The 2023 hotel request-for-proposals season was fraught with challenges. For many suppliers, it started too late and resulted in rushed response times. Travel buyers often felt the pinch of hoteliers' selective business choices and cited exercises in frustration from properties that engaged with an initial rate but made negotiations so difficult that partnerships were contentious from the get-go.
Through the arduous journey, both sides learned some lessons, but panelists at Tripbam’s BamCon conference in Dallas last month exchanged some pointed remarks, and it was clear from the tenor of conference conversations that frustrations remain as economic uncertainties loom and leisure travel demand—and margins—still outpace business travel.
Both suppliers and buyers had grievances around negotiation choices. For suppliers, the late start added pressure to turn RFP responses around. And whether a negotiation tactic or not, there was some willingness among hoteliers to wait in the hopes that buyers could achieve more clarity around anticipated travel.

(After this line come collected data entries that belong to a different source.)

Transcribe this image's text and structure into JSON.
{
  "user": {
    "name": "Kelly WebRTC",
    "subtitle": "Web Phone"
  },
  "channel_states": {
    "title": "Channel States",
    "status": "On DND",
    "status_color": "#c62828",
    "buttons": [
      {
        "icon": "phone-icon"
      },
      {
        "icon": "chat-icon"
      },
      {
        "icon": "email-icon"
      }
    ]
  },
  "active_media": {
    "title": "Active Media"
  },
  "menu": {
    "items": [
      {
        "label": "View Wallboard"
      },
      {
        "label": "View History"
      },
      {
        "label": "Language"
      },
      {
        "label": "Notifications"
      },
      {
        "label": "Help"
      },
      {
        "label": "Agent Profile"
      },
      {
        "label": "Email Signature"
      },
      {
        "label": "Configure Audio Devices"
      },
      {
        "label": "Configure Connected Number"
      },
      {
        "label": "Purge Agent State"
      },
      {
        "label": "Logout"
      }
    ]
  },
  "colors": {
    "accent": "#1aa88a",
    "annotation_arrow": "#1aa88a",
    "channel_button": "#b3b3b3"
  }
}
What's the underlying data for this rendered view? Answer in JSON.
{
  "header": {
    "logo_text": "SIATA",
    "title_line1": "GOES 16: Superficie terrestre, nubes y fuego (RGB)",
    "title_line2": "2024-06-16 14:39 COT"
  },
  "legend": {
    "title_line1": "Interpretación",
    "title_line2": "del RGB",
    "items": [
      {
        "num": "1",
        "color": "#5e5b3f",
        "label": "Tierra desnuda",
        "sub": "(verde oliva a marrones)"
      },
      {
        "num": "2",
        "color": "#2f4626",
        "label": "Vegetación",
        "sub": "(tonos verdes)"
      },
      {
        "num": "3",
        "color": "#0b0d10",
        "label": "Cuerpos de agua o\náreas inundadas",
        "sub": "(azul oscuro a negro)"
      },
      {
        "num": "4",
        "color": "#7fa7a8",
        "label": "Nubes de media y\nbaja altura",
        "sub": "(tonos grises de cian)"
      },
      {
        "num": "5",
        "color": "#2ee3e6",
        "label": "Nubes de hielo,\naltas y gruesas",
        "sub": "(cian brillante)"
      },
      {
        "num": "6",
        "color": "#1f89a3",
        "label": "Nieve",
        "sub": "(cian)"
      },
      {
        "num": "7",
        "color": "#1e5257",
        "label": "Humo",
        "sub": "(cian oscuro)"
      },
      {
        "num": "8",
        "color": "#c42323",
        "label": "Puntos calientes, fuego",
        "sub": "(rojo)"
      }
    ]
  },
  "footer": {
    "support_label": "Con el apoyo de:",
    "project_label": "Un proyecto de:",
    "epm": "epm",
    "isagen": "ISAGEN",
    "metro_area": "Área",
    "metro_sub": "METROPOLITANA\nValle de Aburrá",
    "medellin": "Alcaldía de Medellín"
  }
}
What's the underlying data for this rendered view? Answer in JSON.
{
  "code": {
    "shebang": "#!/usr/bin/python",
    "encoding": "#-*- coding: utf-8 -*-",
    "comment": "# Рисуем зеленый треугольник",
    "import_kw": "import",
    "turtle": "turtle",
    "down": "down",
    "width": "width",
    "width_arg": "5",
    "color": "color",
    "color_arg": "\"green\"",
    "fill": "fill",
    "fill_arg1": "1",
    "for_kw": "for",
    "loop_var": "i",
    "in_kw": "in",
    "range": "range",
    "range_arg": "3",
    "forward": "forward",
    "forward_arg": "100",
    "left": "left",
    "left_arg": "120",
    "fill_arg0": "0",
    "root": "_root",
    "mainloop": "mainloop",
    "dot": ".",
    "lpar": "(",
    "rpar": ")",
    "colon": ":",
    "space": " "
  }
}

“I think a lot of folks were wondering if [they] go later, more of a strategy sort of appears on their side … because if you have a promise of volume, it makes life a little easier through the [RFP] process,” Marriott International global account executive Dave Alston said. According to hotel executives at the conference, however, that clarity didn’t materialize for a lot of buyers, which added a lack of data to tight RFP lead times, compounding the challenge to craft strategic replies.